The NUG has taken multiple actions across government to improve accountability and transparency, which has been one of the main goals of reform efforts. A few key achievements are listed below:
  • A large part of increasing accountability and transparency across government has been implementing e-governance and open government reforms to international standards. Read more about those reforms here.
  • Transparency in public procurement and government contracting has vastly improved, with he creation the National Procurement Authority (NPA) and strict procurement policies and regulations put in place. The NPA publishes limited information on most government procurement contracts. To read more on the NPA, visit this link.
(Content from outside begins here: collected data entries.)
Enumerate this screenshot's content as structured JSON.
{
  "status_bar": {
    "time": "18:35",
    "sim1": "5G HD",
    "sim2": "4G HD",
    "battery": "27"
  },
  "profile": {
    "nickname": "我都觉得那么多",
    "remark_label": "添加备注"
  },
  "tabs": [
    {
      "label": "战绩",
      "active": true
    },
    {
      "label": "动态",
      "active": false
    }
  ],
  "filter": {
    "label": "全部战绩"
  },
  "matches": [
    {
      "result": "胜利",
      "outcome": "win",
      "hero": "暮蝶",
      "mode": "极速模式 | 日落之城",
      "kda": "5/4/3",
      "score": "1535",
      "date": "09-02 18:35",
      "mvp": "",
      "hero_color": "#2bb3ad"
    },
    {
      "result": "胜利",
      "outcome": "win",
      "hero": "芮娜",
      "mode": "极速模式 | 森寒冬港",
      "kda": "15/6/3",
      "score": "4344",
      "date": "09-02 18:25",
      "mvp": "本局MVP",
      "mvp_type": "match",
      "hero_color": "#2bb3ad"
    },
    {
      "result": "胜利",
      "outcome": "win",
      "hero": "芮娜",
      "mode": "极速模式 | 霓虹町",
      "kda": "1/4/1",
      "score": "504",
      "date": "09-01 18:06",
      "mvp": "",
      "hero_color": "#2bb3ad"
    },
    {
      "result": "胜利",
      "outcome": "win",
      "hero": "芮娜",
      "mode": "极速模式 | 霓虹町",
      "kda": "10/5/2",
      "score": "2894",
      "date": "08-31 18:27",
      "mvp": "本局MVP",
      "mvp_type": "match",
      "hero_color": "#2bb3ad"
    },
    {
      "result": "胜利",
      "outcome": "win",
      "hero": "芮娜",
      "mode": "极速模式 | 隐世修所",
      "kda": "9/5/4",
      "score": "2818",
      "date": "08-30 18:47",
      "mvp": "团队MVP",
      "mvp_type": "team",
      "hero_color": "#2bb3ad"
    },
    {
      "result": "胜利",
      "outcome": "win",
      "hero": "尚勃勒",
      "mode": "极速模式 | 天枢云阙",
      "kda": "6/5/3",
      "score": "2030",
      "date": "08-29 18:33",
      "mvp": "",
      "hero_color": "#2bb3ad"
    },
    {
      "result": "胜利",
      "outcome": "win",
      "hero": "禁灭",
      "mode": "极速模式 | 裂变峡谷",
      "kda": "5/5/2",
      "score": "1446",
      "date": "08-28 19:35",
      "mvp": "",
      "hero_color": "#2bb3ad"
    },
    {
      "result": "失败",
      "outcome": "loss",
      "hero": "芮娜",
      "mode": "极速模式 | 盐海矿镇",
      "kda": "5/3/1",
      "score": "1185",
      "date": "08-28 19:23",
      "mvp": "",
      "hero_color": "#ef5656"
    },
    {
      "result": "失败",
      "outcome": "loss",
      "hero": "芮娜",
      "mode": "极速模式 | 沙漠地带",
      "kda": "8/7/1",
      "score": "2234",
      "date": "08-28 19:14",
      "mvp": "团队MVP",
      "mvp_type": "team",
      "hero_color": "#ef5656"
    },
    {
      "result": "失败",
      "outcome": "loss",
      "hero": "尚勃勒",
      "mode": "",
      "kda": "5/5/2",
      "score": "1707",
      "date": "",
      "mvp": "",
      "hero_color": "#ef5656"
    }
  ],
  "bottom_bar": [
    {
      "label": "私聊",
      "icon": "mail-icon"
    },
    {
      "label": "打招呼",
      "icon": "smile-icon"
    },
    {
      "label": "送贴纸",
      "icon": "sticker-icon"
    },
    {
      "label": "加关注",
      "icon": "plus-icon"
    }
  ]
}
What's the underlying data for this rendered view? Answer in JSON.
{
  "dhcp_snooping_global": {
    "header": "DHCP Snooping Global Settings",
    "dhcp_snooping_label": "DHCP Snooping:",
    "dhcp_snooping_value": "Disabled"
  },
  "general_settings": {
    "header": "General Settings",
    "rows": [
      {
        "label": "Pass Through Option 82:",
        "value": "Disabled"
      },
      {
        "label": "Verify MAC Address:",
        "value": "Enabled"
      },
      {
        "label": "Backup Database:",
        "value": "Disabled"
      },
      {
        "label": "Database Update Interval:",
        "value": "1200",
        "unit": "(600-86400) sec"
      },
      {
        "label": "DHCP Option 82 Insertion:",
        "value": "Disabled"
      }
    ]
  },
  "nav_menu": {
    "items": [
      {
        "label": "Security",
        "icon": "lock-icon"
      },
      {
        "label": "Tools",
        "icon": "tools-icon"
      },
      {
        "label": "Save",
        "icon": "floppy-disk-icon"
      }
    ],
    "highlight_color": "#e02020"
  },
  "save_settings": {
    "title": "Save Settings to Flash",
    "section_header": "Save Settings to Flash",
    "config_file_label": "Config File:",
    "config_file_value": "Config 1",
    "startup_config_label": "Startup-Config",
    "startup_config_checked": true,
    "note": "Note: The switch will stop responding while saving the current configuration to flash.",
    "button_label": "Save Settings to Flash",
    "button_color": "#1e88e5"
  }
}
  • The NUG published eight key budget documents for the 2018 national budget
  • The new Access to Information Law, which ensures citizens’ rights to access information, passed in 2014 was significant amended in early 2018 after feedback on the 2014 law from civil society and media. The amended law creates an independent commission with an independent budget, whose five members are selected by a committee and approved by the President. The new Law also protects whistle blowers. The Oversight Commission on Access to Information was established and in mid-2017 launched the national strategy on access to information, titled Putting Access to Information in Practice.
  • The Office of the President established a complaints center so the Afghan public is able to submit complaints and concerns about the administration.
  • The Copyright Law was passed to protect the intellectual property of authors, composers, artists, and researchers.
  • Afghan national radio and television (RTA) has extended coverage to more remote areas, and radio and television broadcasts has increased by 3% and 23.6%, respectively, under the NUG.
  • he Regulation on Private Mass Media clarified all matters of mass media operations, including standards for journalist’s occupational safety. In this new regulation, media ownership fees have decreased up to 90%.
  • The amendment of the Mass Media Law allows for the establishment of a commission for addressing media complaints and violations. The government also set up the Joint Coordination Committee for the Safety of Journalists and Media. So far, 86% of 172 cases of violence against journalists have been reviewed and settled.
– Establishing guidelines to reward excellence and discipline underperformance
 PROGRESS: – Achieved.
  • In May 2018, the IARCSC launched an awards program, the Civil Service Excellence and Innovation Award, in May 2018 to recognize and award excellence, efficiency, productivity and creativity in public service.
  • The Civil Servants law, newly amended in March 2018, instituted a merit-based recruitment procedure as well as outlining a performance appraisal system and disciplinary sanctions for civil servants.
  • The Human Resources Management Information System (HRMIS) is in development, which provides accurate statistical information on civil servants, which was lacking in the past was lacking in the past.The HRMIS records accurate information about civil servants in the capital and provinces as well as information about personnel affairs. The IARCSC has recently purchased 80 biometric registration kits to record civil servant information.